Flying through History: The Winslow-Lindbergh Regional Airport
OTM partners on the High Desert Fly-In, a free annual event when residents, tourists, and pilots from around the country are invited to Winslow’s historic airport to enjoy airplanes, history, food, and more. For information about the 2016 High Desert Fly-In, go to the event website and Facebook and Twitter pages. OTM debuted the Flying through History: The Winslow-Lindbergh Regional Airport exhibit at the 2014 event, which tells the airport’s story from its celebrated beginnings through the present day.
Women of Winslow
To celebrate 100 years of Arizona statehood on February 14, 2012, volunteers formed the Winslow Centennial Committee and developed Second Saturdays in Winslow, monthly programs that explored Winslow’s diverse history. To kick things off in summer 2011, OTM co-hosted the Arizona Women’s Heritage Trail traveling exhibit, How Splendid is our Past, at La Posada Hotel, and created this companion exhibit entitled Women of Winslow.
African Americans in Winslow: Scenes from Our History
The Winslow branch of the NAACP celebrated Black History Month 2017 with a series of events that included A Stroll Through Black History on February 18. They invited OTM to create a photographic exhibit for the event entitled African Americans in Winslow: Scenes from Our History. OTM hopes to expand on this exhibit for February 2018 by including oral histories and images from more of Winslow’s African American families. Please contact OTM Director Ann-Mary Lutzick at 928-289-5861 if you would like to contribute.
Snowdrift Art Space: 100 Years of History
In 2014, OTM, Snowdrift Art Space, and the Winslow Arts Trust presented the Snowdrift Art Space Centennial Celebration to celebrate a century in the life of one of Winslow’s most historic buildings. The event also served as OTM’s 2014 Fall History Highlight, when it debuted Snowdrift Art Space: One Hundred Years of History. This exhibit, also on permanent display at Snowdrift Art Space, tells the story of the building’s evolution as the Babbitt Brothers’ largest branch store to its present-day incarnation as an art gallery and community event space.

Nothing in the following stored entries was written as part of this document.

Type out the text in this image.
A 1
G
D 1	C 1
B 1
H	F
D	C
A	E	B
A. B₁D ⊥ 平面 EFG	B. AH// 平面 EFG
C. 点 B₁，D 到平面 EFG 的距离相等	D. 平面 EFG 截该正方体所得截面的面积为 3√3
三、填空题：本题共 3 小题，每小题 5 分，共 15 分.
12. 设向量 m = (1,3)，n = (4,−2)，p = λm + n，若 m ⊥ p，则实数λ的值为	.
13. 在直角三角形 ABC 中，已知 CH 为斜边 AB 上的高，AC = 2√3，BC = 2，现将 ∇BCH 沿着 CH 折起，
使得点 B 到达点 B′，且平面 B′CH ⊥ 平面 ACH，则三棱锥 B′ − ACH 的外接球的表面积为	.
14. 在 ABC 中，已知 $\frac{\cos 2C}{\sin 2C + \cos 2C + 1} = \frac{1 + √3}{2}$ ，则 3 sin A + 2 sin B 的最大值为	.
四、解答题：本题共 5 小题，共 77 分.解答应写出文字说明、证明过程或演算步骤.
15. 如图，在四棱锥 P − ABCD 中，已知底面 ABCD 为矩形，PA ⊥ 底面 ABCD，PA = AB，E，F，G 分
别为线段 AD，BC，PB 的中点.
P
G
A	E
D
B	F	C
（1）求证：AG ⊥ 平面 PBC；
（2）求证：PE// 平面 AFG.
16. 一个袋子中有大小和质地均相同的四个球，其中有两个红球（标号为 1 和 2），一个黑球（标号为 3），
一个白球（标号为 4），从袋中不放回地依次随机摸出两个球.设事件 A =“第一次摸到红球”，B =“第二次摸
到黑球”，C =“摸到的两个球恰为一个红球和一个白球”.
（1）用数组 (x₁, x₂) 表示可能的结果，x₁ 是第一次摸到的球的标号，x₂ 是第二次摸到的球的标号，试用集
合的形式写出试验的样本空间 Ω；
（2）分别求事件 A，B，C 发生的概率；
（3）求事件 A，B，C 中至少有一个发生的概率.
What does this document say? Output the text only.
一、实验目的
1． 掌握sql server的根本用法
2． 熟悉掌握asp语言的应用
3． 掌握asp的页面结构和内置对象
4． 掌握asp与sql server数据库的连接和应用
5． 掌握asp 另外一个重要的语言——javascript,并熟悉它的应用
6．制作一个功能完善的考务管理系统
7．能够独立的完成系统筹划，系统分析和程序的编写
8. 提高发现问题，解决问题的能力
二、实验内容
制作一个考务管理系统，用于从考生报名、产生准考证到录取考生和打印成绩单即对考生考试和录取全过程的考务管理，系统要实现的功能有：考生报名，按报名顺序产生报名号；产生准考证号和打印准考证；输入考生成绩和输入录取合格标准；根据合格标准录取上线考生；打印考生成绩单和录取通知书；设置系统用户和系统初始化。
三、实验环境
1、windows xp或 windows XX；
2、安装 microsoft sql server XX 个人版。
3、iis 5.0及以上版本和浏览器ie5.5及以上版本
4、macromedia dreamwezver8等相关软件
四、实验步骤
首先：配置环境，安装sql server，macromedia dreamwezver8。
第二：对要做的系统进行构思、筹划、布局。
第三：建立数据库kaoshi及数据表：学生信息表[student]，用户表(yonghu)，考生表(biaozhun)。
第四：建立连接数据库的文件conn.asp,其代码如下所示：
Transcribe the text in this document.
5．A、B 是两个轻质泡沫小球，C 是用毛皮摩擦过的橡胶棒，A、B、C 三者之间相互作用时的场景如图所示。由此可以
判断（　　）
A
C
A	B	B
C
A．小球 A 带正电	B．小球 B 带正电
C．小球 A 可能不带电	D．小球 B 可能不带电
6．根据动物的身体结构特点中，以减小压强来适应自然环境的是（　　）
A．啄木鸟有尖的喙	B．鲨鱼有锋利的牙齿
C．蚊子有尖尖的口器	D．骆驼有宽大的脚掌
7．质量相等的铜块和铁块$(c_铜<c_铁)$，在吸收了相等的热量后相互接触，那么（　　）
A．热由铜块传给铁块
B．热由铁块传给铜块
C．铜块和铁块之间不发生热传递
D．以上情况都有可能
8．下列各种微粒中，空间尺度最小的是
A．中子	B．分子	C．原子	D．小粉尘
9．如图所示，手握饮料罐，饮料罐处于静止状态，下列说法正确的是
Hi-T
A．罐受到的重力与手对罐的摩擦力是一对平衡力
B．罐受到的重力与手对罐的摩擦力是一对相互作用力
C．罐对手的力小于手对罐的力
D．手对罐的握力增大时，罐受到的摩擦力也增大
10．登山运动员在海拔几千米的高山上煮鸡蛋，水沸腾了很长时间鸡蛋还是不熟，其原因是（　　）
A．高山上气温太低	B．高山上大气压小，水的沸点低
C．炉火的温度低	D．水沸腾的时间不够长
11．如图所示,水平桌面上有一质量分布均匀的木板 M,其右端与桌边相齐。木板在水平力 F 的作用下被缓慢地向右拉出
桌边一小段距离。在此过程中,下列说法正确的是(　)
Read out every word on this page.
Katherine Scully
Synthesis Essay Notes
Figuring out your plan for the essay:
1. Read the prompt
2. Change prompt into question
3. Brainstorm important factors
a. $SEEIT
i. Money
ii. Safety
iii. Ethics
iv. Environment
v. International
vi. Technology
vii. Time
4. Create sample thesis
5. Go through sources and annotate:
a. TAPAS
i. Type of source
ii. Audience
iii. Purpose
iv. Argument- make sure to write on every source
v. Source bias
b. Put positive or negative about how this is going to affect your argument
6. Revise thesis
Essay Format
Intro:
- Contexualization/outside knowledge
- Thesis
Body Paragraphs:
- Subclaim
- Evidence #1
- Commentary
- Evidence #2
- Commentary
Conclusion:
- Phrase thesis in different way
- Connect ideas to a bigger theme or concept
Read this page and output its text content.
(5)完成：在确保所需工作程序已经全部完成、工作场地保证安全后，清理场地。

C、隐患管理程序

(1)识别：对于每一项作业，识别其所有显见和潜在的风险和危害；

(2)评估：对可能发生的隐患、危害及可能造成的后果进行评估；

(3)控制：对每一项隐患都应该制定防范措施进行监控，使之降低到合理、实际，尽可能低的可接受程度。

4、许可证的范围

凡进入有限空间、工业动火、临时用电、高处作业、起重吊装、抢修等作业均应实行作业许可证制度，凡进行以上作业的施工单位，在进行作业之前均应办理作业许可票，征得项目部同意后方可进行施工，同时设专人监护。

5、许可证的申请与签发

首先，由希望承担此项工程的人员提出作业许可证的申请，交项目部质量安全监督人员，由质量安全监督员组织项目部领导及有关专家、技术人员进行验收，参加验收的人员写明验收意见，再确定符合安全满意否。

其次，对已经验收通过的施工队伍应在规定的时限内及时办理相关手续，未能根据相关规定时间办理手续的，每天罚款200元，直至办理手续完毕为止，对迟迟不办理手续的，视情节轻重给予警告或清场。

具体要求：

The Historic AZ 66 Geocaching Project also celebrates Arizona’s State Centennial on February 14, 2012, and received an official Arizona Centennial Legacy Project designation from the Arizona Historical Advisory Commission. OTM is proud to be a participant in the project, which is a partnership between the Historic Route 66 Association of Arizona and several of Arizona’s Route 66 communities. Geocaching is a worldwide “treasure-hunting” game played by GPS users. Project partners created a series that provides “cachers” with a unique look at the history of the communities, sites, and attractions along Arizona’s stretch of the Mother Road. Each of OTM’s five caches includes an historic image of the current cache location along with the usual logbook and prizes left by cachers.